Que les goûts et les couleurs ne se discutent pas, selon le dicton, n'est qu'un point de vue rhétorique qui n'appréhende pas la question de la diversité, mère du plaisir. Car c’est par les goûts et les couleurs que la société se transforme, se comprend, se juge et évolue! N’avons-nous aucune influence positive de par nos goûts personnels?
Oui, nous pouvons donner ou enlever du goût au goût des autres. Tout dépend des capacités mentales ou de la qualification de la communauté que l’on cherche à influencer. Si tout le monde est chrétien par exemple, j’aurai beau m’évertuer à décrire les grâces des vierges qui attendent le musulman mort au combat, (ou les délices du raisin mûr*) ça ne passera pas. Heureusement, le monde n’est pas ainsi homogène; il y a des athées, des bouddhistes, des non pratiquants et des tièdes. L’ouverture d’esprit est donc toujours possible. Et pourtant!

Cependant l’intensité, le choix et la qualité de ces goûts personnels font partie d’un héritage : sociologique, comme on le dit si souvent, ou historique; génétique aussi. Pourrait-il en être autrement étant donné que notre vie est intimement liée au biologique, aux ancêtres et à l'environnement. Nous venons de loin, c'est le cas de le dire. Notre inclinaison à des goûts spécifiques nous provient autant de la disposition du ciel au moment de notre conception que de l'état mental de la mère ou du père.

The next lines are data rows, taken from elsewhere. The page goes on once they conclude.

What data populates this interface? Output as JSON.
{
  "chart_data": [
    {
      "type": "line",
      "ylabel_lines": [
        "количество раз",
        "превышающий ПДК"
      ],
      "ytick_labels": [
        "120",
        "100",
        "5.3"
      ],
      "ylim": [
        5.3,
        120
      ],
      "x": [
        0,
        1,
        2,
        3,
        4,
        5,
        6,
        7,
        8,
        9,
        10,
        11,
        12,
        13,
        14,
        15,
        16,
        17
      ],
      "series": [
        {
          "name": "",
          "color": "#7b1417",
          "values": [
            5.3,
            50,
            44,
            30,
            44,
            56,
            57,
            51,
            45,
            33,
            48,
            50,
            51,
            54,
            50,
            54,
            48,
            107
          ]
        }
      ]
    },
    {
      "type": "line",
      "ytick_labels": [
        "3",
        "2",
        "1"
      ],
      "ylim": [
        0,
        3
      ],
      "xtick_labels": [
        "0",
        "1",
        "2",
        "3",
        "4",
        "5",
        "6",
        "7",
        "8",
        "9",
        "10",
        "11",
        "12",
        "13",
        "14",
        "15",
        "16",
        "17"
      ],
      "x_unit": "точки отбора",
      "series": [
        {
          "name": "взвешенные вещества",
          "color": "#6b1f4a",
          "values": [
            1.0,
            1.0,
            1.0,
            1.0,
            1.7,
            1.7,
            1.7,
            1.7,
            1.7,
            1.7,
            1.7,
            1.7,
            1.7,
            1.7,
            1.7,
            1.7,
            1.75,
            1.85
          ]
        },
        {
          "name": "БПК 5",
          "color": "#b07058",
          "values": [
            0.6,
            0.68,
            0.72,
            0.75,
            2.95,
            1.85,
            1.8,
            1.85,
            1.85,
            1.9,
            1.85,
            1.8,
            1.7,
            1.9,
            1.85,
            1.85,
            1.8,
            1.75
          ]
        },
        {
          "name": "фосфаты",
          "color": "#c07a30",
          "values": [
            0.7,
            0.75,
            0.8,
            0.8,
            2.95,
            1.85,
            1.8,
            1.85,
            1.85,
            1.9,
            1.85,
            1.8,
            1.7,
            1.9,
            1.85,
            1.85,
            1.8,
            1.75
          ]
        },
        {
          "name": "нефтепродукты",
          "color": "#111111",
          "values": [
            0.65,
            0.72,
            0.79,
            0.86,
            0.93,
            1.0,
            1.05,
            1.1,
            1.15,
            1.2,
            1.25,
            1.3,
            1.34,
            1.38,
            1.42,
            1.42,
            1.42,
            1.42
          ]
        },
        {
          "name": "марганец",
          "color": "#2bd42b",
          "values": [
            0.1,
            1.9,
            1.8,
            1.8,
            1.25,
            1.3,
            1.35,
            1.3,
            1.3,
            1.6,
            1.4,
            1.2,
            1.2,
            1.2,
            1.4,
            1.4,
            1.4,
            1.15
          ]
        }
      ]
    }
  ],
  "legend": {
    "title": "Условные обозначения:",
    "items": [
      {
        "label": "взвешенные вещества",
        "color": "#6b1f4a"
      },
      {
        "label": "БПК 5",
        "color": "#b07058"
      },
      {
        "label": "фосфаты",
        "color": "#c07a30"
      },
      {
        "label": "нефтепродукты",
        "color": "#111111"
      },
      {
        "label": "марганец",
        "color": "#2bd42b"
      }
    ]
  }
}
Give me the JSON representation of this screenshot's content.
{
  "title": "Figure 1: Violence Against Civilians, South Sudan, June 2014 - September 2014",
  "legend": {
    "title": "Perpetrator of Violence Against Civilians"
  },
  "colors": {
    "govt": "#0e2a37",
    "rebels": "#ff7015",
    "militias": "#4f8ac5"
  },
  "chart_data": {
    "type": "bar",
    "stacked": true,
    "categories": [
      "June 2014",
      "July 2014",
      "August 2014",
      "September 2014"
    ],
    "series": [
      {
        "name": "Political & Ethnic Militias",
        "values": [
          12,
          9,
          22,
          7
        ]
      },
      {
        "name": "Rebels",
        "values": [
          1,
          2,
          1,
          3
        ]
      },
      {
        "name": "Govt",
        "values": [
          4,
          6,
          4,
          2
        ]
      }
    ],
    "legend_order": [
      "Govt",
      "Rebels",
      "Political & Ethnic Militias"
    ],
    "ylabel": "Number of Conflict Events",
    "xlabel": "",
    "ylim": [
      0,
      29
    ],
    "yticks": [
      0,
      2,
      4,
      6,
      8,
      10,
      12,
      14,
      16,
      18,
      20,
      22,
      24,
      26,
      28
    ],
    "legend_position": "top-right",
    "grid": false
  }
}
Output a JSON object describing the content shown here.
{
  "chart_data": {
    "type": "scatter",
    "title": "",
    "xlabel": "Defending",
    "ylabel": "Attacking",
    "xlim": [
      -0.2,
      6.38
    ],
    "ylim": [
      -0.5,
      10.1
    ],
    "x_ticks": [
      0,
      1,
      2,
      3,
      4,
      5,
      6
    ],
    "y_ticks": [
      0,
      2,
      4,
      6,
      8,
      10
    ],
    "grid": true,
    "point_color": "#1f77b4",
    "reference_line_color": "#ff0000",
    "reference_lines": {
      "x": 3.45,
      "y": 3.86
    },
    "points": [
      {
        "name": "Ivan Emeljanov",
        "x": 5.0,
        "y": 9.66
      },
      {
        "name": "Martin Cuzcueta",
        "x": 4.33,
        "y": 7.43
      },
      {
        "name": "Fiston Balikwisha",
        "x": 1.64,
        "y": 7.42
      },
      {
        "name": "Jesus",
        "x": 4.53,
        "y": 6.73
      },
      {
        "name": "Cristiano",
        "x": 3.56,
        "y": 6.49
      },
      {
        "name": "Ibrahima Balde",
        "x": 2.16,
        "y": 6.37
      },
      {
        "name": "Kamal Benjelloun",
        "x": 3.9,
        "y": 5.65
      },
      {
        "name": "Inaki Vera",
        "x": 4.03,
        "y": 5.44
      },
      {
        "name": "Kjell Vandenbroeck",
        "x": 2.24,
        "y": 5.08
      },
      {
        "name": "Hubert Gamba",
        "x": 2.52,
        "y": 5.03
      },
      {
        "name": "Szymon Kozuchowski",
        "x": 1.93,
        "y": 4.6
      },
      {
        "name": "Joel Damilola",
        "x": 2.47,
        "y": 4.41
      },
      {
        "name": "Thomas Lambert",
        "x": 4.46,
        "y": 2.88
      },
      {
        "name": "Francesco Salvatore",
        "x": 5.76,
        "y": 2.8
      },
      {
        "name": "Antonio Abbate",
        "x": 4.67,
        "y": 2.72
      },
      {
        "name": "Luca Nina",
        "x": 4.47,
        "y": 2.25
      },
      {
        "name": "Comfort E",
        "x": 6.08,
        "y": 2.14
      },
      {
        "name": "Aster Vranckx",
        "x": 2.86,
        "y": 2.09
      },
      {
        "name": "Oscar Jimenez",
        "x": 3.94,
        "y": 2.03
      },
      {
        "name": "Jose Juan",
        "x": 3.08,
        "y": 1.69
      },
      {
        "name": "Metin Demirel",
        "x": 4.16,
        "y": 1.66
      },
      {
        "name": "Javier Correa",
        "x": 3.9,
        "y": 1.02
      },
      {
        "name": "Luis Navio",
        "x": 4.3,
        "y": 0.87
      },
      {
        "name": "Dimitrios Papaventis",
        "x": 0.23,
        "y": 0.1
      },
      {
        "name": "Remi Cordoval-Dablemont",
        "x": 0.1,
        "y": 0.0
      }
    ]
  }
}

(Selon qu'un enfant naît en décembre ou en août, son destin en sera changé, d'après une étude sur les petits américains. Ces enfants sont aussi plus intelligents, obtenant de meilleurs scores à certains tests cognitifs. Reste à expliquer comment le mois de naissance influe sur les caractéristiques physiques et mentales des individus. L'Express 2/2/2006)

Mais nous n’avons pas besoin de nous éloigner ainsi, ce n'est pas un secret parmi les gitans que le fœtus se familiarise avec le son de la guitare spécialement jouée à son intention au moment de la grossesse. De cette façon, lorsque l'enfant vient au monde, c’est naturellement qu’il jouera de l'instrument à cordes.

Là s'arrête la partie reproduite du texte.